WIMEREUX, France (Reuters) – In the early hours of Thursday on a beach in northern France, a small group of police with torches tries to stand in the way of dozens of migrants heading for the sea carrying a grey dinghy.
It’s tense. The police are outnumbered. The migrants – who hope to make it to Britain on the final stretch of their long journeys fleeing war and poverty – are screaming.
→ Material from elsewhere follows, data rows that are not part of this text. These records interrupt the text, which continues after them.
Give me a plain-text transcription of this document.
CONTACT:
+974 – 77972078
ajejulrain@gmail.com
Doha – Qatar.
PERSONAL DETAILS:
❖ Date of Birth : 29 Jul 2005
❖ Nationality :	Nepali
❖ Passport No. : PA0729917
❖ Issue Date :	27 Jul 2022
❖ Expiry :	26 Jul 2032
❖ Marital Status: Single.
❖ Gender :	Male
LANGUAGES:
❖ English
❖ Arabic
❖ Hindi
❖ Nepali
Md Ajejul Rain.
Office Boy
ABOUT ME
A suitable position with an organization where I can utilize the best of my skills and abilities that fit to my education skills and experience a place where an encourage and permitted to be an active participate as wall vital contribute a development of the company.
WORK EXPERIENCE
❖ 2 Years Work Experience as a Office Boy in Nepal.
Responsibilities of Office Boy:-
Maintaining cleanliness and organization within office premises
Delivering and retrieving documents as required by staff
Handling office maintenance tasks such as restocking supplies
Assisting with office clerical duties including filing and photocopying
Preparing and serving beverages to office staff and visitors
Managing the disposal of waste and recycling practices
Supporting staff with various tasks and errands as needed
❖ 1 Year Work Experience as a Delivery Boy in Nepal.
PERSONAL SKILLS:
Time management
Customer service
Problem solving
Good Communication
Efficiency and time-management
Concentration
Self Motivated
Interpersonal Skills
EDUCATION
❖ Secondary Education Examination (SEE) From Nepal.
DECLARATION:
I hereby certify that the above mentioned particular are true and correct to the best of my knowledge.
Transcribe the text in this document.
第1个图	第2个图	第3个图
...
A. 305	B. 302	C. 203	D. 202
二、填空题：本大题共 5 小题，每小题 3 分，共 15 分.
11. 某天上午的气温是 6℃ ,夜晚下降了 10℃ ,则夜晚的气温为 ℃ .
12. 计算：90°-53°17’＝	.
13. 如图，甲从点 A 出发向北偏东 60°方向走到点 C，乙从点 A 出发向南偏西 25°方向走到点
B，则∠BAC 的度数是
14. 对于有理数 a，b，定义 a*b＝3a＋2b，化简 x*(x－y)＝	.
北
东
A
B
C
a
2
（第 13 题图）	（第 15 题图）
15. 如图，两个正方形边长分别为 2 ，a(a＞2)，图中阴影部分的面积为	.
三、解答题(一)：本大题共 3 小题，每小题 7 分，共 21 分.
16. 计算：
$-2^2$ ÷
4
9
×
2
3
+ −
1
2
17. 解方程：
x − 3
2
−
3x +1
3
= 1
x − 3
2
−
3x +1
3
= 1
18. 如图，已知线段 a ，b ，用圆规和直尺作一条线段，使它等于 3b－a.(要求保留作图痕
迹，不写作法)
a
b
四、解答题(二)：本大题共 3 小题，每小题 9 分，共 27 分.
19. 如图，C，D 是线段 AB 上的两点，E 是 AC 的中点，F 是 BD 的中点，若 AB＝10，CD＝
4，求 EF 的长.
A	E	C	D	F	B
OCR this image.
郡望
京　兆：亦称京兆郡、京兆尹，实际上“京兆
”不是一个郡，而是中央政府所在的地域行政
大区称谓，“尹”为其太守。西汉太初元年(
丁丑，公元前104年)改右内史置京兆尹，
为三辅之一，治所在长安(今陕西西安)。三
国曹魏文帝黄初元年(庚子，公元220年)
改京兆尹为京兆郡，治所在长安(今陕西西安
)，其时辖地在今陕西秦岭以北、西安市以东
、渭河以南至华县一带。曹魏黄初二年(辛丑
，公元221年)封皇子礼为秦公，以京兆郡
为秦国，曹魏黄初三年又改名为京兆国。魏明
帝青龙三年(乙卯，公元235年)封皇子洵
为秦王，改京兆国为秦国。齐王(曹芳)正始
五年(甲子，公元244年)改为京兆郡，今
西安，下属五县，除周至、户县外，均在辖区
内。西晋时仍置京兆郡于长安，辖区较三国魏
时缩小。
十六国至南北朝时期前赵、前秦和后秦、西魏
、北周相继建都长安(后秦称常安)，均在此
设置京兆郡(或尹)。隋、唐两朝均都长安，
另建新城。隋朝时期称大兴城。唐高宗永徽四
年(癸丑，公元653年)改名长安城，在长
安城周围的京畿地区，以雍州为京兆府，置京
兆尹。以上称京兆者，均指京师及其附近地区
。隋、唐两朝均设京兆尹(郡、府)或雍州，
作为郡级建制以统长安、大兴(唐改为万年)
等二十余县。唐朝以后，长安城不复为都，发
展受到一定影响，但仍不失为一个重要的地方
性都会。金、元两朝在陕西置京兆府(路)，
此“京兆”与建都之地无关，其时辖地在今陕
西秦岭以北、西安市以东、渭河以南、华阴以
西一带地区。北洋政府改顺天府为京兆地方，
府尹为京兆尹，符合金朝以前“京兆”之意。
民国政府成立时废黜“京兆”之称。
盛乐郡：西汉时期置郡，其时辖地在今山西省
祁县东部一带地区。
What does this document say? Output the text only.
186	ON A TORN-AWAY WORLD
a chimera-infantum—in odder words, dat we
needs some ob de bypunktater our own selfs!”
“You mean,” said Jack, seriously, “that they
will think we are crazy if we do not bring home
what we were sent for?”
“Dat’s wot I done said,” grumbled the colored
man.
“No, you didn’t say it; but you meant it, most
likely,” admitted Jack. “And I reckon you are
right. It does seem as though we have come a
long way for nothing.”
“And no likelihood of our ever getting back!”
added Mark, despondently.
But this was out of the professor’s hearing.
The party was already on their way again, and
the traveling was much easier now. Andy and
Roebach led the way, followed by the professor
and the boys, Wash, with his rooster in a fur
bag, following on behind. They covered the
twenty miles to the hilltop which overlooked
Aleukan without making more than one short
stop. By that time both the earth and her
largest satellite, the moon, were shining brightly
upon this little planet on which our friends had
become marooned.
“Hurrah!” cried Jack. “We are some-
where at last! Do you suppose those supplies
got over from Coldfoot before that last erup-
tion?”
They eventually push past the police, who stand aside.
“Thank you, thank you,” says one woman, blowing kisses in the direction of the police.
The migrants, including children, some bundled up against the cold in jackets and woollen hats, some crying, jump onto the dinghy and head out into the Channel – one of the world’s busiest shipping lanes – towards the coast of England.
The arrival of migrants on rickety boats has been a growing source of tension between France and Britain, especially after 27 migrants drowned last month.
Britain says France is not doing enough to police its beaches, while France accuses Britain of having lax labour laws that entice illegal immigrants.
On the beach in Wimereux, near Calais, the police – about 10 – seem resigned. “They just want to go to England, that’s it,” one said of the group of mostly Kurdish migrants.
During the standoff, some of the migrants shouted: “Help us we want go to UK, please!” When a small group stepped out of the sand dunes with the dinghy, others stepped in front of the police to block their way and allow the boat to reach the water.
“I have a dream, go UK, I have a dream, I have a wish,” one migrant said.
Some of the migrants gave up, fearing the overloaded dinghy was too risky.
A while later, another dinghy, with about 40 people on board, set out from the same beach.